Deputy Mayor Menashe Miller, who polled 11,736 votes, and Committeeman Meir Lichtenstein, with 10,071, both won re-election over challengers Bruce Stern, Jimmy Esposito, and Aaron Hirsh by large margins. Both have served on the five-member township committee for over 15 years.
While the two long-serving incumbents easily bested a field of little-known challengers, the committee that comprises Lakewood’s municipal government has been under increasing pressure from residents to do more to alleviate heavy congestion on many central roads that has grown significantly more intense over the last two years amid rapid residential development.
In national races, Democratic incumbent Senator Robert Menendez beat Republican Bob Huggin by a reported margin of 54 to 43 percent. Democrats generally hold a solid advantage in statewide New Jersey elections, but the fact that Sen. Menendez faced corruption charges in the past year energized the underdog campaign to unseat the two-term senator. In heavily Republican Ocean County, which includes Lakewood, Mr. Huggin polled 63 percent over Sen. Menendez’s 33 percent.
Republican Rep. Chris Smith who represents swaths of Monmouth and Ocean counties easily won what will be his 19th term in the House of Representatives, where he has been serving since 1981.

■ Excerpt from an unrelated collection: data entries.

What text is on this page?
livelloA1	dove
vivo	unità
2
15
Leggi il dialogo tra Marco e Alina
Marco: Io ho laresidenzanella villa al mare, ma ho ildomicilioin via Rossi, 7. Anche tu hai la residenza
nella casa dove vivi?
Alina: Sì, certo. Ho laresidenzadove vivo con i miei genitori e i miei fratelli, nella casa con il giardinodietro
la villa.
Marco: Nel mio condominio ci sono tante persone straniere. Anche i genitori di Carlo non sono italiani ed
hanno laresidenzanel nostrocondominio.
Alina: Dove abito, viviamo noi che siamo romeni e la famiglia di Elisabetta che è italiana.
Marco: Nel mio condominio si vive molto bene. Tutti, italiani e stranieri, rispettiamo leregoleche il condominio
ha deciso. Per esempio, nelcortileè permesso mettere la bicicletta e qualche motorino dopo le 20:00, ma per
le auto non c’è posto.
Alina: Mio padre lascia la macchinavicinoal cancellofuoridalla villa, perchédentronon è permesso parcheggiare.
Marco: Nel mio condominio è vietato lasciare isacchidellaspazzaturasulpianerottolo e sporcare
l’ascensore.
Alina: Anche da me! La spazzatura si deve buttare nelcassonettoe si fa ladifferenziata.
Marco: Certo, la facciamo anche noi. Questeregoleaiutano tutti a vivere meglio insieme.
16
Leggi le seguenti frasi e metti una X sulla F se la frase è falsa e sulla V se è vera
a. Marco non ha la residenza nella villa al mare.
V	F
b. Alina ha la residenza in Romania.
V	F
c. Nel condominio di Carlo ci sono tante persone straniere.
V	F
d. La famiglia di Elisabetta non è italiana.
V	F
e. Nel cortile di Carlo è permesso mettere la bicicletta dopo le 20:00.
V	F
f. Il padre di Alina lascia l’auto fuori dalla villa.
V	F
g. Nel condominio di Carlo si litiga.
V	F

The only suspenseful race in the area, a neck-and-neck battle between two-term incumbent Republican Rep. Tom MacArthur and former Obama administration advisor Andy Kim, was still considered too close to call as of Wednesday afternoon. Neither campaign released any statement, since mail-in and other special ballots were still being tallied. The third district which Rep. MacArthur represents contains parts of largely Democratic Burlington County and heavily Republican Ocean County, including Toms River. The district voted twice for President Barack Obama but was won in 2016 by President Donald Trump.
In a race for the Ocean County Board of Chosen Freeholders, incumbent Republican Gerry Little and his running mate, Gary Quinn, won by large margins. Mr. Quinn is new to the board and will take over the seat long held by John Bartlett who chose not to seek re-election, citing health challenges. The five-member board constitutes the county’s local government.
The Lakewood school board election had only three candidates, Moshe Bender, Chanina Nakdimen, and Heriberto Rodriguez, running for three seats. All had been serving on the board previously.
Jackson Mayor Michael Reina easily cruised to re-election over school teacher and union leader Tracie Yostpille. Mrs. Yostpille and two other candidates ran on the “Save Jackson” slate which focused heavily on stopping “Lakewood-style development” in Jackson. A week before elections, Mayor Reina had commented that some of the slate’s campaign material was “anti-Semitic.” While the town’s elections are held on non-partisan lines, Mayor Reina and other victors are affiliated with the Republican Party and the Save Jackson campaign was managed by Democratic operatives.